By Clark Schultz | Money Rates Columnist

Everybody knows the United States is a debtor nation. We owe literally trillions of dollars on money we have borrowed and spent. As a nation, we have even borrowed against our social security trust fund through an accounting trick. Is it any surprise that the citizens of this debtor nation face their own issues with credit card debt? I would say, no.

One of the solutions many Americans have utilized is the credit card balance switching act. Taking advantage of the many 0% intro-APR credit card offers, a cardholder can avoid paying monthly interest. Sites like Cardratings.com make it easy to find the latest credit card deals and go from offer to offer. The 0% rate is great, but these deals do come with risk and fees. The credit card companies charge a 3% balance transfer fee and the APR on normal card purchases is typically very high. Most companies make you pay off the higher-rate balance first. You also run the risk of being in a worse off financial situation down the road when the introductory period expires. What if you can't find a card to replace the 0% offer? Now your 0% monthly financing rate could be something like 15% or higher.

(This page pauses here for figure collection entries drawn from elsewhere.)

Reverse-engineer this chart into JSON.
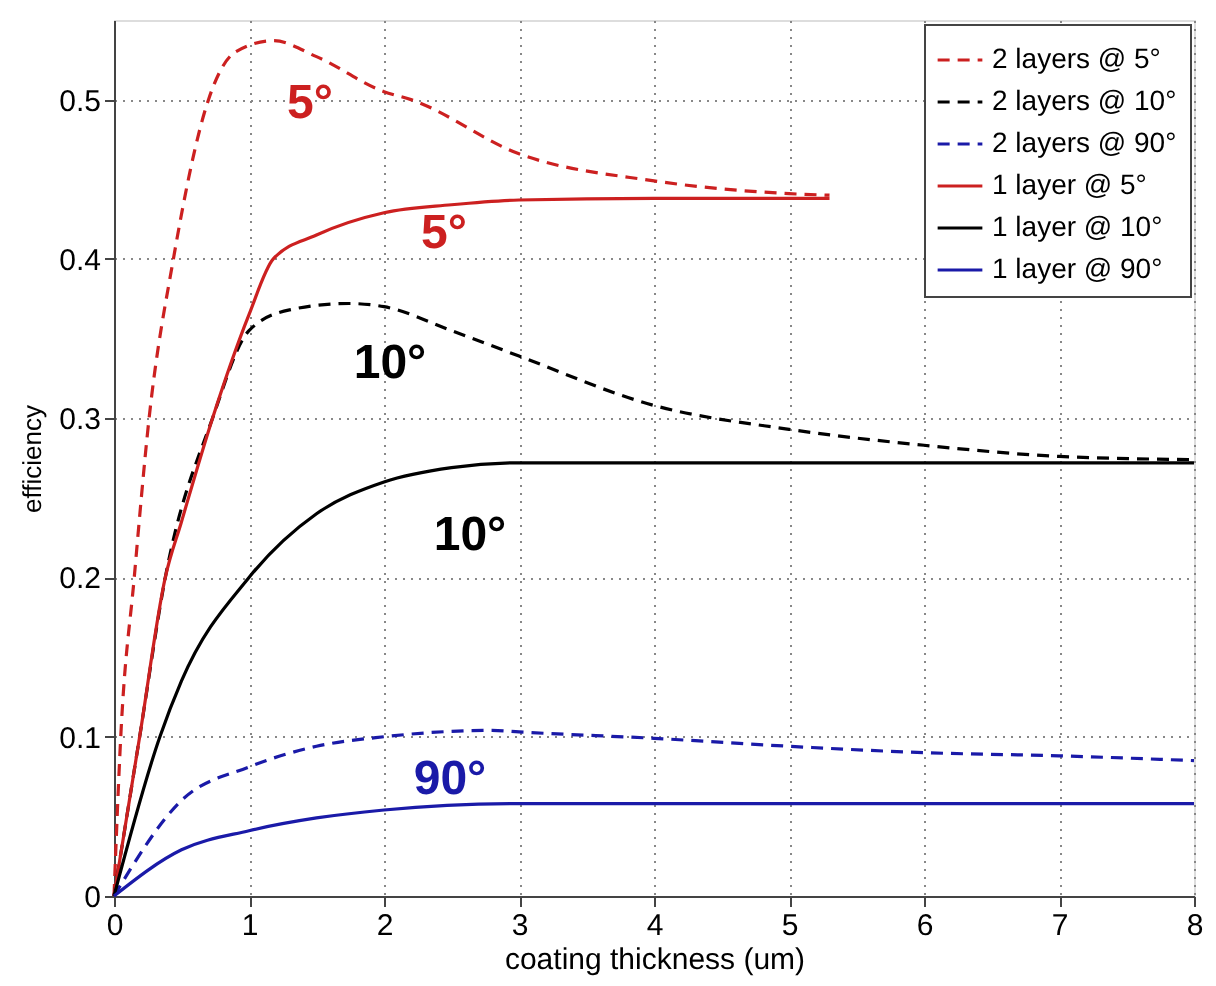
{
  "chart_data": {
    "type": "line",
    "xlabel": "coating thickness (um)",
    "ylabel": "efficiency",
    "xlim": [
      0,
      8
    ],
    "xticks": [
      0,
      1,
      2,
      3,
      4,
      5,
      6,
      7,
      8
    ],
    "ylim": [
      0,
      0.55
    ],
    "yticks": [
      0,
      0.1,
      0.2,
      0.3,
      0.4,
      0.5
    ],
    "grid": true,
    "legend": "top right",
    "marker": "none",
    "series": [
      {
        "name": "2 layers @ 5°",
        "color": "#cc2020",
        "line_style": "dashed",
        "x": [
          0,
          0.05,
          0.15,
          0.26,
          0.44,
          0.7,
          0.9,
          1.18,
          1.5,
          2,
          2.2,
          3,
          4,
          5,
          5.3
        ],
        "values": [
          0,
          0.1,
          0.2,
          0.3,
          0.4,
          0.5,
          0.53,
          0.537,
          0.527,
          0.505,
          0.5,
          0.466,
          0.449,
          0.441,
          0.44
        ]
      },
      {
        "name": "2 layers @ 10°",
        "color": "#000000",
        "line_style": "dashed",
        "x": [
          0,
          0.19,
          0.38,
          0.73,
          1,
          1.3,
          1.74,
          2,
          2.5,
          3,
          4,
          5,
          6,
          7,
          8
        ],
        "values": [
          0,
          0.1,
          0.2,
          0.3,
          0.355,
          0.368,
          0.372,
          0.37,
          0.355,
          0.339,
          0.308,
          0.293,
          0.283,
          0.276,
          0.274
        ]
      },
      {
        "name": "2 layers @ 90°",
        "color": "#1a1aa8",
        "line_style": "dashed",
        "x": [
          0,
          0.5,
          1,
          1.5,
          2,
          2.8,
          3,
          4,
          5,
          6,
          7,
          8
        ],
        "values": [
          0,
          0.06,
          0.081,
          0.094,
          0.1,
          0.104,
          0.103,
          0.099,
          0.094,
          0.09,
          0.088,
          0.085
        ]
      },
      {
        "name": "1 layer @ 5°",
        "color": "#cc2020",
        "line_style": "solid",
        "x": [
          0,
          0.19,
          0.38,
          0.5,
          0.73,
          1,
          1.18,
          1.5,
          2,
          2.5,
          3,
          4,
          5,
          5.3
        ],
        "values": [
          0,
          0.1,
          0.2,
          0.235,
          0.3,
          0.365,
          0.4,
          0.415,
          0.429,
          0.434,
          0.437,
          0.438,
          0.438,
          0.438
        ]
      },
      {
        "name": "1 layer @ 10°",
        "color": "#000000",
        "line_style": "solid",
        "x": [
          0,
          0.34,
          0.5,
          1,
          1.5,
          2,
          2.5,
          3,
          4,
          8
        ],
        "values": [
          0,
          0.1,
          0.135,
          0.2,
          0.24,
          0.26,
          0.269,
          0.272,
          0.272,
          0.272
        ]
      },
      {
        "name": "1 layer @ 90°",
        "color": "#1a1aa8",
        "line_style": "solid",
        "x": [
          0,
          0.5,
          1,
          1.5,
          2,
          3,
          4,
          8
        ],
        "values": [
          0,
          0.029,
          0.041,
          0.049,
          0.054,
          0.058,
          0.058,
          0.058
        ]
      }
    ],
    "annotations": [
      "5°",
      "5°",
      "10°",
      "10°",
      "90°"
    ]
  }
}
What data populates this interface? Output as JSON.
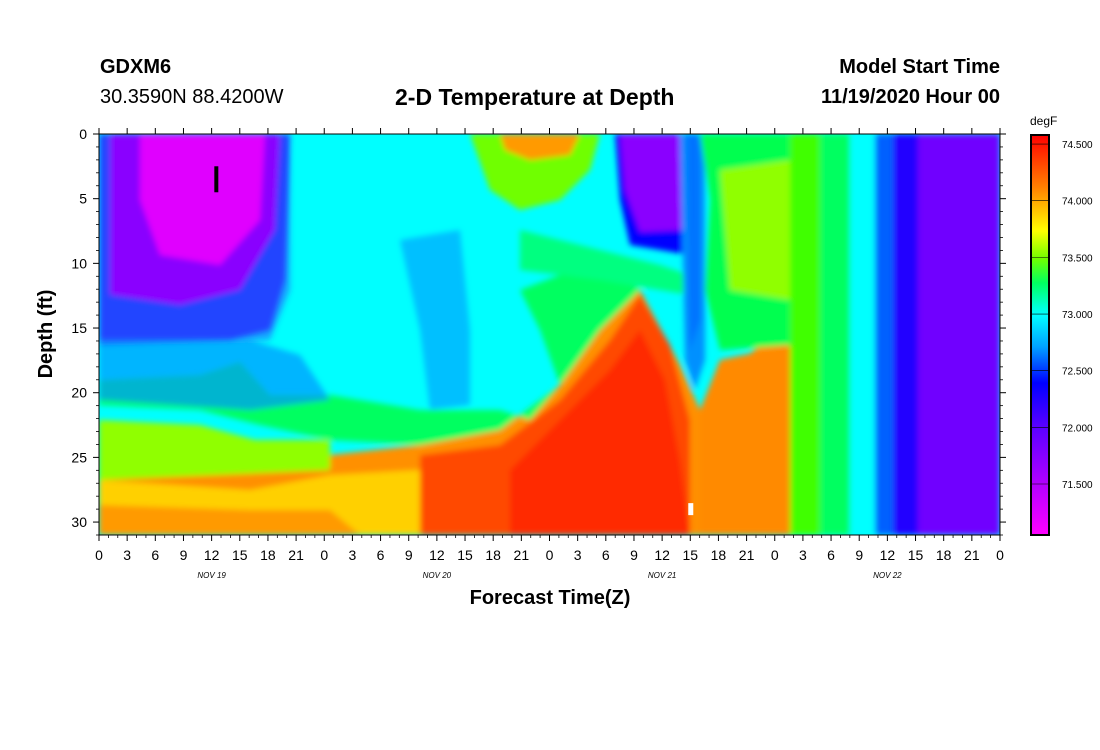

But, what if your only option to pay off a card balance is to dip into emergency savings? All the financial gurus are telling people to keep at least 6 months cash in a savings account. Do you keep that cash in the savings account or pay off the credit card balance? Tough question, with no easy answer. One solution might be to split the difference. Pay off half the balance and keep your emergency savings account open. The credit card balance switching act is easier to play with only half the balance. As for the savings account, use MoneyRates.com to keep finding the highest rates and do your best to replenish the account.